Atang Tshikare, Puruma, 2025. Photo Robert Damisch.
Atang Tshikare
Atang Tshikare
(Born 1980, based in Cape Town)
Puruma, 2025
Mixed media
Thanks to Edvin Buregren, Utskottet, Malmö
Produced with support from Pro Suecia Barbro Osher Foundation, Hjalmar Wicander Foundation, and Wanås Konst Patrons Circle
Atang Tshikare’s sculptures invite tactile curiosity by experimenting with and combining materials such as bronze, ceramics, glass, stone, clay, and wood in unexpected ways. His work is inspired by dreams, myths, rituals, flora and fauna as well as organic forms found in the surrounding landscapes.

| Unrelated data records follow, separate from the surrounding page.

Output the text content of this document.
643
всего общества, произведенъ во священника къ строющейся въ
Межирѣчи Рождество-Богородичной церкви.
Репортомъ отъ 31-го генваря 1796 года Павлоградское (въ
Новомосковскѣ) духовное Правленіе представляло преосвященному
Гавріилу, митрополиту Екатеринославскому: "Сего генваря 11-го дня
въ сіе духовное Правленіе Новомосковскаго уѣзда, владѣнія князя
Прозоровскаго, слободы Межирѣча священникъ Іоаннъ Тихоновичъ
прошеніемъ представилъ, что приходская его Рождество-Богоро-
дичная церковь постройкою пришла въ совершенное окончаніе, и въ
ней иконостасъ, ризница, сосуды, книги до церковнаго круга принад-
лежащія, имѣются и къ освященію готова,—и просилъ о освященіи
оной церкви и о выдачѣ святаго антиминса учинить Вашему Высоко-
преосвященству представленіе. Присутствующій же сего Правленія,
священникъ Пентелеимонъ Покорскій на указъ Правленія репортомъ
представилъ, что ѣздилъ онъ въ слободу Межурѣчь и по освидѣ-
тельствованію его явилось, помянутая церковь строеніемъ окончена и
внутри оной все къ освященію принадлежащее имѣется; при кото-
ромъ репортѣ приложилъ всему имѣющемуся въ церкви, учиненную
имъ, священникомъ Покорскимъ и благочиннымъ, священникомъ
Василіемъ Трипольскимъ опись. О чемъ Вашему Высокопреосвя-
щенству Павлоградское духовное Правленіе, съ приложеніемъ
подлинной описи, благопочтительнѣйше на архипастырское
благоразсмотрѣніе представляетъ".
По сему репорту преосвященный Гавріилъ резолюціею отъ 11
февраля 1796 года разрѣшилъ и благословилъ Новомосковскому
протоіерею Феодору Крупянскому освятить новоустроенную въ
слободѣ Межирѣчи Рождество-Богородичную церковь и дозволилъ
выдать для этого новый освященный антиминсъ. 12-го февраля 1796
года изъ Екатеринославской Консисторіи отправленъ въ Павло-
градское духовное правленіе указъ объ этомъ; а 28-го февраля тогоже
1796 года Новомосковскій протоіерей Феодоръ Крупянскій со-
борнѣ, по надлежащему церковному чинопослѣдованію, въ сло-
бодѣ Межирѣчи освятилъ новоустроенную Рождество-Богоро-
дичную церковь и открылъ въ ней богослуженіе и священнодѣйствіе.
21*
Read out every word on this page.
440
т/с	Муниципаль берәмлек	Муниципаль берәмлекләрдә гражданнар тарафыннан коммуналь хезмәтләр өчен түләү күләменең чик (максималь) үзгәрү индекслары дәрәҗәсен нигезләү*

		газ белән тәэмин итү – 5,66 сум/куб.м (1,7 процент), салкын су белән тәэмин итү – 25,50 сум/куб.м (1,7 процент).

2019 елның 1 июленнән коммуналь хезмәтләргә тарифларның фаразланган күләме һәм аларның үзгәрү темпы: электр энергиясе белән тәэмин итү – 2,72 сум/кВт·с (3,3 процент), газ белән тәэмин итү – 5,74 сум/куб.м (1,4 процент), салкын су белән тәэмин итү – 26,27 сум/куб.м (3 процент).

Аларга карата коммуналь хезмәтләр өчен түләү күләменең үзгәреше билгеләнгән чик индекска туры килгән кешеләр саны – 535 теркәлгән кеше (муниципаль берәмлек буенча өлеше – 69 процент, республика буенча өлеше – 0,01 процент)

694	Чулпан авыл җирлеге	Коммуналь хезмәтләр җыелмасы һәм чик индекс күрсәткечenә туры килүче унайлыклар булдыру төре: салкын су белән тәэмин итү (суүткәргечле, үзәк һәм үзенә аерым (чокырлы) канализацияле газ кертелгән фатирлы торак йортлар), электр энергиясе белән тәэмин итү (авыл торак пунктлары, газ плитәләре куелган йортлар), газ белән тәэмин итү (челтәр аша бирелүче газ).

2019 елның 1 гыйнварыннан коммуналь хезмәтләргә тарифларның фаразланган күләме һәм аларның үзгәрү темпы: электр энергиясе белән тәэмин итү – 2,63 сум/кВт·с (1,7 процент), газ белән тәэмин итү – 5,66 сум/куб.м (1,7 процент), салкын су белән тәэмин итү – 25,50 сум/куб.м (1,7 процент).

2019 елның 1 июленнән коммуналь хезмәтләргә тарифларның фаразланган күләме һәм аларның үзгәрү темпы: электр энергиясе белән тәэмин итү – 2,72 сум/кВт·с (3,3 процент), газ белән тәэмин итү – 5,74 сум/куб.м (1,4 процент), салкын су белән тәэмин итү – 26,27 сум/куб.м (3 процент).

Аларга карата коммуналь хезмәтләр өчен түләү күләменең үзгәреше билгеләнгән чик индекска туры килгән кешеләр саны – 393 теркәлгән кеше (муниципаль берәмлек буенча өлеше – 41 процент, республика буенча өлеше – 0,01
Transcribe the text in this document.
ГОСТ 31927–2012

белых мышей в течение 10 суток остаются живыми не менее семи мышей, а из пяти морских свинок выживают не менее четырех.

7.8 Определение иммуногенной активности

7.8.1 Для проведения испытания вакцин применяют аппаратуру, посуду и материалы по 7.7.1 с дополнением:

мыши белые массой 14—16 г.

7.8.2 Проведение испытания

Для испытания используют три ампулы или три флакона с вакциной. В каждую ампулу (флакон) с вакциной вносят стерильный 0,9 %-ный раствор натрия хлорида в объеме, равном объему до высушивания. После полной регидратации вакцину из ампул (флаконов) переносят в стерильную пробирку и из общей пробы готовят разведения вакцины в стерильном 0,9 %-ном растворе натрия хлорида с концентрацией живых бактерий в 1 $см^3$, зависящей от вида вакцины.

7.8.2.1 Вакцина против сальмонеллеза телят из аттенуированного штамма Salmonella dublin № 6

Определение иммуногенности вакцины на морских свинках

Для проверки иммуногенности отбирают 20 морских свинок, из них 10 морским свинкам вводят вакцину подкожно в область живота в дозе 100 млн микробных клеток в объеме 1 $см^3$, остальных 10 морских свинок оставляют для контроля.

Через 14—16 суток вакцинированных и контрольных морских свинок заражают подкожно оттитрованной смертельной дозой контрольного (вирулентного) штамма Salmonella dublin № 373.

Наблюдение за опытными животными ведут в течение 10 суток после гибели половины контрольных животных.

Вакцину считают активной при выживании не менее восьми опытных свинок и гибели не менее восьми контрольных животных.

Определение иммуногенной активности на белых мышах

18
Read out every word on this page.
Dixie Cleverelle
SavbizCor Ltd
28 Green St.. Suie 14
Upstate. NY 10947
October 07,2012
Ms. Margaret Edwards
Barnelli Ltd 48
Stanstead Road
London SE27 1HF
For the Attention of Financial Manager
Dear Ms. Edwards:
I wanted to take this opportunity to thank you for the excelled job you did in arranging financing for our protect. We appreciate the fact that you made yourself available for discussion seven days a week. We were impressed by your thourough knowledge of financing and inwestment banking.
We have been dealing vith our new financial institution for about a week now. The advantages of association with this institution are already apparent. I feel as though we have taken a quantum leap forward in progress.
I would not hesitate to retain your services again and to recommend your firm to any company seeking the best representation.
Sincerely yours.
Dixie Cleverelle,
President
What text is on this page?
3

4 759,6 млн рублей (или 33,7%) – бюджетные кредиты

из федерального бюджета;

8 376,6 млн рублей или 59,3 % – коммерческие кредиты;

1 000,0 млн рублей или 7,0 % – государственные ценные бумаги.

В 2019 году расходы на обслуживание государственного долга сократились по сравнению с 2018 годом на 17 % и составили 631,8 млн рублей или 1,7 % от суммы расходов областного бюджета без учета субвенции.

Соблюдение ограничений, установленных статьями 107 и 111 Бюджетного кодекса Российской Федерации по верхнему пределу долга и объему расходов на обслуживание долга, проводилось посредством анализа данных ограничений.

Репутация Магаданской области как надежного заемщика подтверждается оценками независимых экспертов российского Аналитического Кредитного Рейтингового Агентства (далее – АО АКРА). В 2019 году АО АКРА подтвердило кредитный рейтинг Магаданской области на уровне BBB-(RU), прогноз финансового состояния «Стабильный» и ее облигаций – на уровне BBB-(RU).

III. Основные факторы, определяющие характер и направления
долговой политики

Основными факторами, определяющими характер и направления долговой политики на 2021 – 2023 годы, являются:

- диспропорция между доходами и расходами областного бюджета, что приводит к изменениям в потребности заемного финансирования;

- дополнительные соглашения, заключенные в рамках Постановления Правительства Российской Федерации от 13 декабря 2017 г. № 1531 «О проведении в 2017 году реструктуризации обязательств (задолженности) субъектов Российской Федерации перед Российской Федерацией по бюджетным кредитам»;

Puruma means “roar” in Setswana, the mother tongue of the South African artist. Tshikare has created a hybrid fable, inspired by the King Protea, South Africa’s national flower, and a lion. For Tshikare, the lion symbolizes both strength and vulnerability while the opening flower signals the potential of tomorrow. Puruma reflects the artist’s strong connection to his Setswana heritage, and especially the concept of “life spirit,” which exists in and connects all things—from the smallest drop of water to stones, animals, and humans, and even planets and celestial bodies. Reflecting this unity of all things, the fable animal sits atop a nest of branches, its body mirrored in the water surface below, while the sky and sunlight in turn is reflected in an eye at the center of its crown head.